A comitiva contou com a presença dos vereadores Pedro Sales (PSDB), Eduardo Almeida (PSB), Carlos Augusto Brum de Souza (PP), Vinicius Nágera (PP), Luiz Valmor da Silva França (Republicanos), Benhur Terra (PL) e Claudiomiro Cordeiro dos Santos (PT).
Os vereadores foram recebidos por servidores do Ministério Público, que entraram em contato com o promotor substituto Theodoro Alexandre Silva Silveira. Durante a conversa, foram repassadas as principais reclamações da população sobre as cobranças.
Do lado de fora da sede do MP, moradores aguardavam e apresentavam seus relatos. Entre os problemas apontados estão faturas com vencimentos em curto intervalo de tempo, leituras consideradas futuras e cobranças realizadas sem a verificação real do consumo do período.
Conforme a orientação do Ministério Público, além da Ação Civil Pública em tramitação, cada consumidor pode ingressar individualmente com ação no Juizado Especial da comarca, solicitando liminarmente a inviabilidade de corte do fornecimento de água até que a Corsan Aegea apresente esclarecimentos ou haja decisão judicial sobre as cobranças.

Moradores também relataram situações específicas, como cobrança de consumo mesmo com o fornecimento de água cortado, duplicidade de faturas e cobrança de taxas de esgoto em residências que não possuem o serviço.
Ao final do encontro, os vereadores falaram à imprensa sobre os encaminhamentos realizados.
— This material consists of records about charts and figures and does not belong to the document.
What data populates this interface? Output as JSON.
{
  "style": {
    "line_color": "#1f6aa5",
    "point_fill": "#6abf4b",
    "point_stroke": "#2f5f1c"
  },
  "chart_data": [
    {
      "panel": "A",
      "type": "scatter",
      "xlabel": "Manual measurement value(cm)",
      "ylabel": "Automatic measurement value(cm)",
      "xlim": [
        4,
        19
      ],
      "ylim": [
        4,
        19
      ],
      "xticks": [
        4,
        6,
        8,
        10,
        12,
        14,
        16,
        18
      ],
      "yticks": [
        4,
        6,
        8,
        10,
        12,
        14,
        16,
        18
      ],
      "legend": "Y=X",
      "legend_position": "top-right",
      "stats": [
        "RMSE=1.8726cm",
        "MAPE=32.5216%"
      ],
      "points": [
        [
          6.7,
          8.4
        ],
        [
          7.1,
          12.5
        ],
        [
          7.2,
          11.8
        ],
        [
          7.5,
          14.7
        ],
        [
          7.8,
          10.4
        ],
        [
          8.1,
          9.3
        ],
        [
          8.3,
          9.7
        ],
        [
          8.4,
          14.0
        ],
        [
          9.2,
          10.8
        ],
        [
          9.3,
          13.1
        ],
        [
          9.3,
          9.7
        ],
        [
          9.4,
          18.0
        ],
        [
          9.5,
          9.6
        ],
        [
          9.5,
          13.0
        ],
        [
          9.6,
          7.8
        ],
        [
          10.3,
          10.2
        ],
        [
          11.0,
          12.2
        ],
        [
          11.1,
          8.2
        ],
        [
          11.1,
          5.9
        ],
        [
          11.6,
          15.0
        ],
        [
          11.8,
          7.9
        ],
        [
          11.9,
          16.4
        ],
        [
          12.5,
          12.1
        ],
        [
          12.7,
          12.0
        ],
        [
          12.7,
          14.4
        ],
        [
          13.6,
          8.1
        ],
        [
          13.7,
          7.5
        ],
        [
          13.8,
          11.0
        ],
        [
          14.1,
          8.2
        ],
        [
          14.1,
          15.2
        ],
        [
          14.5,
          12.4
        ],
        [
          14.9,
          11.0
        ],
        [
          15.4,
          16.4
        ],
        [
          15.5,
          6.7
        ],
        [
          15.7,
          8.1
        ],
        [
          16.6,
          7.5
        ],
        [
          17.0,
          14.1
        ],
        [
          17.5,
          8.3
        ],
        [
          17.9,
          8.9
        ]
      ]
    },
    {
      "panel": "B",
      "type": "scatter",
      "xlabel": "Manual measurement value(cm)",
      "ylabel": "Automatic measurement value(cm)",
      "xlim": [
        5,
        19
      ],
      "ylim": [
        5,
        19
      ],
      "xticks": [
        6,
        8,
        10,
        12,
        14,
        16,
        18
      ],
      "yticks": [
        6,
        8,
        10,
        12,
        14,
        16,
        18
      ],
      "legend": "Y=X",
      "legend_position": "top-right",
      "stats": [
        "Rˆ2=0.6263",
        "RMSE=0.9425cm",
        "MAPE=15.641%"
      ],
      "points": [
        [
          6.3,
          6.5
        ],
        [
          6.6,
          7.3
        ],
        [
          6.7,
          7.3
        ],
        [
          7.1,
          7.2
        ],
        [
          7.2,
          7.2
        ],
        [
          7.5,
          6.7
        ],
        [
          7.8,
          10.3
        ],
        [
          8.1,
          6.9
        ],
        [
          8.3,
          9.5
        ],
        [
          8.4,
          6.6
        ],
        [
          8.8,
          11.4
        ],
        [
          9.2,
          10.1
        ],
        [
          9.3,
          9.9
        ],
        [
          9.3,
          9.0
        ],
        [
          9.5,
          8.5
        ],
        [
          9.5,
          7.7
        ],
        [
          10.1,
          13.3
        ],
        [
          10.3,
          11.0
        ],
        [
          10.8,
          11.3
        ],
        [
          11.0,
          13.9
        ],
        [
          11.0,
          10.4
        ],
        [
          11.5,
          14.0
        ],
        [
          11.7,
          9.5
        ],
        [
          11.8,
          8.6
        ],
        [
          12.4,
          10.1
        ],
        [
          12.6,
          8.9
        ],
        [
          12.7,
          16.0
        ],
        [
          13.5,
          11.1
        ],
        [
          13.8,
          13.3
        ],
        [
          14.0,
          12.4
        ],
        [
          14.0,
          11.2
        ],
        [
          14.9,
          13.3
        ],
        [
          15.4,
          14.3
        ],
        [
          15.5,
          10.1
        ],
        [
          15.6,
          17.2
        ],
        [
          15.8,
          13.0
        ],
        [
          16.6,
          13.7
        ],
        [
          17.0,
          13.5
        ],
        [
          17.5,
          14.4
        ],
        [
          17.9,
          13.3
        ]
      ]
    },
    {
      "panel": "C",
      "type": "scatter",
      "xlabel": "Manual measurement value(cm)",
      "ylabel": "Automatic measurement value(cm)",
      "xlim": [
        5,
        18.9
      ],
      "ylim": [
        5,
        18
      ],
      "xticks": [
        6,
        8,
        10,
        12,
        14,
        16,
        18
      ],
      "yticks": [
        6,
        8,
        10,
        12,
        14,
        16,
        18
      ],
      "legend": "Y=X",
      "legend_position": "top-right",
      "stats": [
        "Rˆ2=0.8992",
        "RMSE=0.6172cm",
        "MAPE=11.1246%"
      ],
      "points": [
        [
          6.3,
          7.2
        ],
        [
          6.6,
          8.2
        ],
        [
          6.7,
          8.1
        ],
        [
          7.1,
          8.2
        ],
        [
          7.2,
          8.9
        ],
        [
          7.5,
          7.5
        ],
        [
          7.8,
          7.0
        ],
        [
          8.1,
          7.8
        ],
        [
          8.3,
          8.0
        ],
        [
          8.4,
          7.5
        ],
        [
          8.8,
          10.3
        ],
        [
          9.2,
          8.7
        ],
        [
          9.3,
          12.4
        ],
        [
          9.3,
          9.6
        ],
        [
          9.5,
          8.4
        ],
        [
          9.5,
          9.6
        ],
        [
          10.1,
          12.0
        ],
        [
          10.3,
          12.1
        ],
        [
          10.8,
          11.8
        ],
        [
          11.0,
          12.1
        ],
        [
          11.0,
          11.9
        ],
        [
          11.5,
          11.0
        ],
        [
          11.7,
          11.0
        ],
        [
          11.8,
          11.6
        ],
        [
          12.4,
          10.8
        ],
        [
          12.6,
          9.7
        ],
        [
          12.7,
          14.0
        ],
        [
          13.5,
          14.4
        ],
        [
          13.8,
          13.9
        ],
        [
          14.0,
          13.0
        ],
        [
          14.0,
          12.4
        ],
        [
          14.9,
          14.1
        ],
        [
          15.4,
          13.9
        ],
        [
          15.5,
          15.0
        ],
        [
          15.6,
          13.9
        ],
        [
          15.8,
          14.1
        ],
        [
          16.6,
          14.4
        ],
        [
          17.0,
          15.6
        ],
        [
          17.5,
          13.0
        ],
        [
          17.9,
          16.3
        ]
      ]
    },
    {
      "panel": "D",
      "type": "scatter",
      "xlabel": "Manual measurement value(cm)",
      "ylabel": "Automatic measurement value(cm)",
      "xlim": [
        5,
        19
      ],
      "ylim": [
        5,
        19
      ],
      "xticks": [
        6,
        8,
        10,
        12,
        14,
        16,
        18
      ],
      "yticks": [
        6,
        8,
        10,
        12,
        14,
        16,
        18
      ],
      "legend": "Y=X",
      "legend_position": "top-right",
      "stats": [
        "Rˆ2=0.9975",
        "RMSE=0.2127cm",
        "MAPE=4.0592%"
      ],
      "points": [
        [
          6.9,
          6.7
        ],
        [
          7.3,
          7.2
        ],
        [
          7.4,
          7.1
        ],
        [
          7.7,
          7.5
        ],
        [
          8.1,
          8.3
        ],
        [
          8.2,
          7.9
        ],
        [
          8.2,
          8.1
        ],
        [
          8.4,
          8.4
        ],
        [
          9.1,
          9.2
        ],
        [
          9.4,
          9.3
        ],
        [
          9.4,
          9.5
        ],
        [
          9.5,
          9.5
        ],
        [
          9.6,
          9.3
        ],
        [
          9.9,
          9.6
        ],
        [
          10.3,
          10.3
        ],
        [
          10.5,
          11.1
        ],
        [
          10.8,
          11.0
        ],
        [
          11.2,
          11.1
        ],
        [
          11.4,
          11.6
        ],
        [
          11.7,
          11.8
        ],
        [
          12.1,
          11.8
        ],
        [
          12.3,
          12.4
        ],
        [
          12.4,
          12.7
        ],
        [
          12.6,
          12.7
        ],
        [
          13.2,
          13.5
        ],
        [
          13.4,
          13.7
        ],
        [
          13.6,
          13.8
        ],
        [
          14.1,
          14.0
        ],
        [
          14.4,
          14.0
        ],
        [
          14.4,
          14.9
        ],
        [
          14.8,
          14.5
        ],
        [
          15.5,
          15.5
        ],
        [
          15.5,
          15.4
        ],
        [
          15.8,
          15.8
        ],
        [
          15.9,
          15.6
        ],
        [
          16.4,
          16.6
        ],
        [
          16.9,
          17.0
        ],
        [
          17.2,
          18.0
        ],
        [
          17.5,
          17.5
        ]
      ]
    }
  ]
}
O primeiro a se manifestar foi Claudiomiro Cordeiro dos Santos, que explicou que a Ação Civil Pública foi protocolada e agora seguirá em tramitação no Ministério Público. Em seguida, Carlos Augusto Brum de Souza reforçou a orientação para que os moradores busquem também o Judiciário de forma individual para evitar a interrupção do serviço.
Por fim, Benhur Terra destacou que ainda poderá ser realizada uma audiência pública, reunindo representantes da empresa, autoridades e a comunidade, para discutir os problemas relatados e buscar soluções para os consumidores do município.